Rate Limiter Config: Max Burst=5, Refill Rate=2.0 tokens/sec.

--- Simulating requests for user_A ---
[0.00s] user_A: Request 1 -  Allowed.

--- Simulating requests for user_B ---
[0.00s] user_B: Request 1 -  Allowed.
[0.01s] user_A: Request 2 -  Allowed.
[0.01s] user_B: Request 2 -  Allowed.
[0.02s] user_A: Request 3 -  Allowed.
[0.02s] user_B: Request 3 -  Allowed.
[0.03s] user_A: Request 4 -  Allowed.
[0.03s] user_B: Request 4 -  Allowed.
[0.04s] user_A: Request 5 -  Allowed.
[0.04s] user_B: Request 5 -  Allowed.
[0.05s] user_A: Request 6 -  Denied (Rate Limited).
[0.05s] user_B: Request 6 -  Denied (Rate Limited).
[0.06s] user_A: Request 7 -  Denied (Rate Limited).
[0.06s] user_B: Request 7 -  Denied (Rate Limited).
[0.07s] user_A: Request 8 -  Denied (Rate Limited).
[0.07s] user_B: Request 8 -  Denied (Rate Limited).
[0.08s] user_A: Request 9 -  Denied (Rate Limited).
[0.08s] user_B: Request 9 -  Denied (Rate Limited).
[0.09s] user_A: Request 10 -  Denied (Rate Limited).
[0.09s] user_B: Request 10 -  Denied (Rate Limited).

user_A Summary: 5 allowed, 5 denied.

user_B Summary: 5 allowed, 5 denied.

--- Testing Refill (for user_A) ---
Waiting 3 seconds...
user_A:  Allowed after 3 seconds. Bucket successfully refilled.
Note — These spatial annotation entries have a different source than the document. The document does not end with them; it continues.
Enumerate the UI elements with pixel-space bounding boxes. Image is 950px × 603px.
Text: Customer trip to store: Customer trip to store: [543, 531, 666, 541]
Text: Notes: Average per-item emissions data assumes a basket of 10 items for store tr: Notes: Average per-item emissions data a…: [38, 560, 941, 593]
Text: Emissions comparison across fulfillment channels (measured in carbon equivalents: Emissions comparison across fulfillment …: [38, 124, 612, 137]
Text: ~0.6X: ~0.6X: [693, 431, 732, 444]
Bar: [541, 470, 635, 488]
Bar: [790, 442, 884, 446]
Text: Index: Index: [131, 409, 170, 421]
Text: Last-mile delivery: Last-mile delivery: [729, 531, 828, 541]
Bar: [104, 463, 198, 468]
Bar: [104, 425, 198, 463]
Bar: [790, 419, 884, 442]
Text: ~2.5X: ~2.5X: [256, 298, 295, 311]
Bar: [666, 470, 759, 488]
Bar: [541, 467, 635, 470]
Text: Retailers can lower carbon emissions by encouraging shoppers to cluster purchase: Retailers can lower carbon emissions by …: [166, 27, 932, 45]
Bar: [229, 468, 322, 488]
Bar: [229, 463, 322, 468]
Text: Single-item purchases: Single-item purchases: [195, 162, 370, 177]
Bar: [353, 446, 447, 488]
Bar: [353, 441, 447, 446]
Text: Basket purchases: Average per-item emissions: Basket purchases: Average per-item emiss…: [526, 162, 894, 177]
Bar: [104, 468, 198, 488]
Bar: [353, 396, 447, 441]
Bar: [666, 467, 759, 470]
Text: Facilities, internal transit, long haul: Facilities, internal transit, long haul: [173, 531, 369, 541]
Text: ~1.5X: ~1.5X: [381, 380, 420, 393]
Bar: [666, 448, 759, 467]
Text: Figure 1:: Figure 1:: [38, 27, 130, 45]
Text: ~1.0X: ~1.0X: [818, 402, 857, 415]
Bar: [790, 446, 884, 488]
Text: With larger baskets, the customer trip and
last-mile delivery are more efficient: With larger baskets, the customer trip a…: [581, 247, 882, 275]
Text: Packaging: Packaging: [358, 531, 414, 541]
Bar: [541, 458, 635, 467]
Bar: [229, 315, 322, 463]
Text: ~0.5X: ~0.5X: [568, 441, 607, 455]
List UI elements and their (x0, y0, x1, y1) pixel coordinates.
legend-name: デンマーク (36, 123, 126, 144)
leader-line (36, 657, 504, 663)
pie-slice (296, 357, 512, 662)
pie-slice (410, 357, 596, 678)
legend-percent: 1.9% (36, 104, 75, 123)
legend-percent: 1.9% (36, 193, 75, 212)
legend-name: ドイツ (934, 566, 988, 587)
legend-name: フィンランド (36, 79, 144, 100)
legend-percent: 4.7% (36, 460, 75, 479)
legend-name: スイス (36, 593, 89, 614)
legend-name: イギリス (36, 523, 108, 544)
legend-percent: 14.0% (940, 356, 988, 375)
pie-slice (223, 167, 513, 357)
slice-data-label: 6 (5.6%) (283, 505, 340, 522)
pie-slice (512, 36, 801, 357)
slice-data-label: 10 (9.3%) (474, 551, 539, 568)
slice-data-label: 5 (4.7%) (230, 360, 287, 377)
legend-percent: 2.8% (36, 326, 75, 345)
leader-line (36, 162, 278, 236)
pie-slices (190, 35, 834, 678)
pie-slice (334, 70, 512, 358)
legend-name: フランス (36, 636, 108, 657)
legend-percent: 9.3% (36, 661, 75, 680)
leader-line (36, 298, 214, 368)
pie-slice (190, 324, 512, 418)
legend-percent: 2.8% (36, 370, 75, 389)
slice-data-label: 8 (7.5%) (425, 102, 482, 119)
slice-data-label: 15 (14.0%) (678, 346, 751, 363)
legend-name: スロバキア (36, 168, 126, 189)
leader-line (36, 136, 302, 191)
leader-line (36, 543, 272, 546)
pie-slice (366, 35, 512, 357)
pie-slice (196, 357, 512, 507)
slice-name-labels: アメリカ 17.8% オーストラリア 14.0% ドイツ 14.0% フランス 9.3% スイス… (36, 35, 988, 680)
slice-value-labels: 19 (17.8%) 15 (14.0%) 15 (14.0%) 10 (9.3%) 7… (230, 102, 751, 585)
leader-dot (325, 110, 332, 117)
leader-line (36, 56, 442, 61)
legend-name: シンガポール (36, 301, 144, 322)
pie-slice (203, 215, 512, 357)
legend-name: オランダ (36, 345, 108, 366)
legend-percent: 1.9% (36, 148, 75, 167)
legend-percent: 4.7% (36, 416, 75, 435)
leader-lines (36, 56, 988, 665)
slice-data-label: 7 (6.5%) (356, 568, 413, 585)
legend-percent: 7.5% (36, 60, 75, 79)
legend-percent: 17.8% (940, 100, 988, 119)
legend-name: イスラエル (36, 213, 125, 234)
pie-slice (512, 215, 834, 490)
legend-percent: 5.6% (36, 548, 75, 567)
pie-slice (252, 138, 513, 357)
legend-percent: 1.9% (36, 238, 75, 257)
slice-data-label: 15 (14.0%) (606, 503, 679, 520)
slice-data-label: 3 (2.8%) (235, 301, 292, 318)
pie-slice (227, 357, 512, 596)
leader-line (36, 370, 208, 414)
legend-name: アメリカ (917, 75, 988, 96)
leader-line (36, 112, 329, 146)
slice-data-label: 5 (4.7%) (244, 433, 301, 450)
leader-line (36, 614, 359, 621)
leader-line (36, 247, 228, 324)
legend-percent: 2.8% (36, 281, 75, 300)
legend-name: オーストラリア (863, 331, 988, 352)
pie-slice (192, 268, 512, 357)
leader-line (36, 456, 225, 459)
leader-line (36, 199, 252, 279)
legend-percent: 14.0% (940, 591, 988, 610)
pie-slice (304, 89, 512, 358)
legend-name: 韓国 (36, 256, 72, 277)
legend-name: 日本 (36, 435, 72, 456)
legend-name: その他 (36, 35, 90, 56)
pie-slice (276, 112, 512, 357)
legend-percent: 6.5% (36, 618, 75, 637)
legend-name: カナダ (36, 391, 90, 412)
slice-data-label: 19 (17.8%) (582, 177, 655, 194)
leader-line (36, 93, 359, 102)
Best Practices for Production Deployment

  • Use Redis for distributed systems: Store buckets in Redis with Lua scripts for atomic operations

  • Log and alert: Monitor 429 rates to detect attacks early

  • Return standard headers: Include X-RateLimit-Limit, X-RateLimit-Remaining, and Retry-After

  • Layer your defenses: Combine with IP reputation, CAPTCHA, and anomaly detection

  • Tune per endpoint: /login might allow 5/min, while /public/weather allows 100/min

  • Avoid memory leaks: Evict inactive buckets after 1 hour of inactivity (not shown for brevity)

Conclusion

Rate limiting isn’t just about performance—it’s a critical security control. The token bucket algorithm gives you the perfect blend of burst support, fairness, and simplicity, making it ideal for API gateways handling everything from banking logins to public weather data. By implementing it early—and tuning it wisely—you protect your systems, your users, and your reputation. In a world of relentless bots and automated attacks, your API gateway shouldn’t just be a door—it should be a smart, guarded gate.